For some light at the end of the tunnel, Bullhouse East is nearing the final stages of construction. It’s been a much bigger project than initially anticipated. Essentially the building structure wasn’t in great shape, so that any structural alterations have taken much longer than we planned for. Add in Brexit / The Protocol, Covid and now the war in Ukraine, everything costs a lot more and takes a lot longer.
We’re currently waiting on the motors for the ventilation system, which are due to arrive on 6th April. This is holding everything up, but the building work will be finished in April. Before you begin trading, the Judge needs to give final approval. Because we missed the 1st April court date we’re now in to the end of April / start of May for the next available date.
We’ll be posting more photos on the Bullhouse East socials in the coming weeks. It’s been a pretty hectic time here but we’re really looking forward to getting the doors open and putting 20 fresh beers on and welcoming in the whole community.

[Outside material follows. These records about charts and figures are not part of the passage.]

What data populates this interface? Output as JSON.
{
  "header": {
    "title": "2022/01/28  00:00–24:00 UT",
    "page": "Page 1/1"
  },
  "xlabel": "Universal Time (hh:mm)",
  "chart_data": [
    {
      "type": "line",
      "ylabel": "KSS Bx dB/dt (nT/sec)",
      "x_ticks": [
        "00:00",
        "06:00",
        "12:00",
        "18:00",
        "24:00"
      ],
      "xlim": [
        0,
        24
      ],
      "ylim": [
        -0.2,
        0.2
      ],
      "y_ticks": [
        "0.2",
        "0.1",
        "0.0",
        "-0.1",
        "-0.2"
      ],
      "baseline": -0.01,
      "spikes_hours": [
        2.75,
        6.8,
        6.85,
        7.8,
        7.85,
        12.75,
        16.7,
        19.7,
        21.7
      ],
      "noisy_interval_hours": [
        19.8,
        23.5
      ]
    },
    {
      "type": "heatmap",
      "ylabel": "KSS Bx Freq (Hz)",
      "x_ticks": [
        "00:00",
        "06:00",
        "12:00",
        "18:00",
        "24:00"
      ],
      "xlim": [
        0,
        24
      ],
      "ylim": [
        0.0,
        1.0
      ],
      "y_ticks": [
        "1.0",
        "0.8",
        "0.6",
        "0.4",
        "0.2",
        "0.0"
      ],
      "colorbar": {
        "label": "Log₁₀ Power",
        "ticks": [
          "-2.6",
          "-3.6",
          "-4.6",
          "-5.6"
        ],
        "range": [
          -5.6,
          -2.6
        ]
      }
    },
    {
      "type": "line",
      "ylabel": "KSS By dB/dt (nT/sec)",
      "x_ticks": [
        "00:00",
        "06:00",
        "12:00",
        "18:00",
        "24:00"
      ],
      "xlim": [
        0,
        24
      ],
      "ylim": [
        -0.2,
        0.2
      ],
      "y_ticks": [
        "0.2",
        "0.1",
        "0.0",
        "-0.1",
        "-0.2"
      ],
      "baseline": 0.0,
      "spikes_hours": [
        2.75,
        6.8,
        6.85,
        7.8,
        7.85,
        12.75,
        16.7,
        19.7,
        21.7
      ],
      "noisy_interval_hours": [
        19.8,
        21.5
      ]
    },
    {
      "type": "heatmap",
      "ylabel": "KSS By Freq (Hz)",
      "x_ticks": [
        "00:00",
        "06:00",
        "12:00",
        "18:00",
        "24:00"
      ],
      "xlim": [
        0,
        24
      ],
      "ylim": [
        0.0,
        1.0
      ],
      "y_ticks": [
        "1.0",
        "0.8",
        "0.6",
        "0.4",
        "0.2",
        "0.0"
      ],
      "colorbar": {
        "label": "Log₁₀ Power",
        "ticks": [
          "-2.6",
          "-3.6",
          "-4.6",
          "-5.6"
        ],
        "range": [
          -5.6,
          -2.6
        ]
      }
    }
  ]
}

Finally, we’re putting a hand pull in the Bullhouse East. We’ll try to do our own cask from time to time, but we’re hoping it’ll mainly be for pouring fresh pints of Ards Brewing, in homage to our Ards roots, but also because we’ve always been big fans of Charles and his beers, and they work wonderfully well on cask.
We got a new hand pull for the taproom this weekend, and we’ve already tapped and vented a fresh cask of Small Axe. Because we’re still allowed to give beer away for free without a license, we’ve decided to open the brewery for 2 hours this Saturday (2nd April) from 4pm-6pm. We have one cask (72 pints) which will be served on a first come first serve basis, in proper glassware.
We won’t be accepting any payments, but we will be encouraging donations to the UNHCR Ukraine Emergency Appeal, if you’d like to contribute in some way.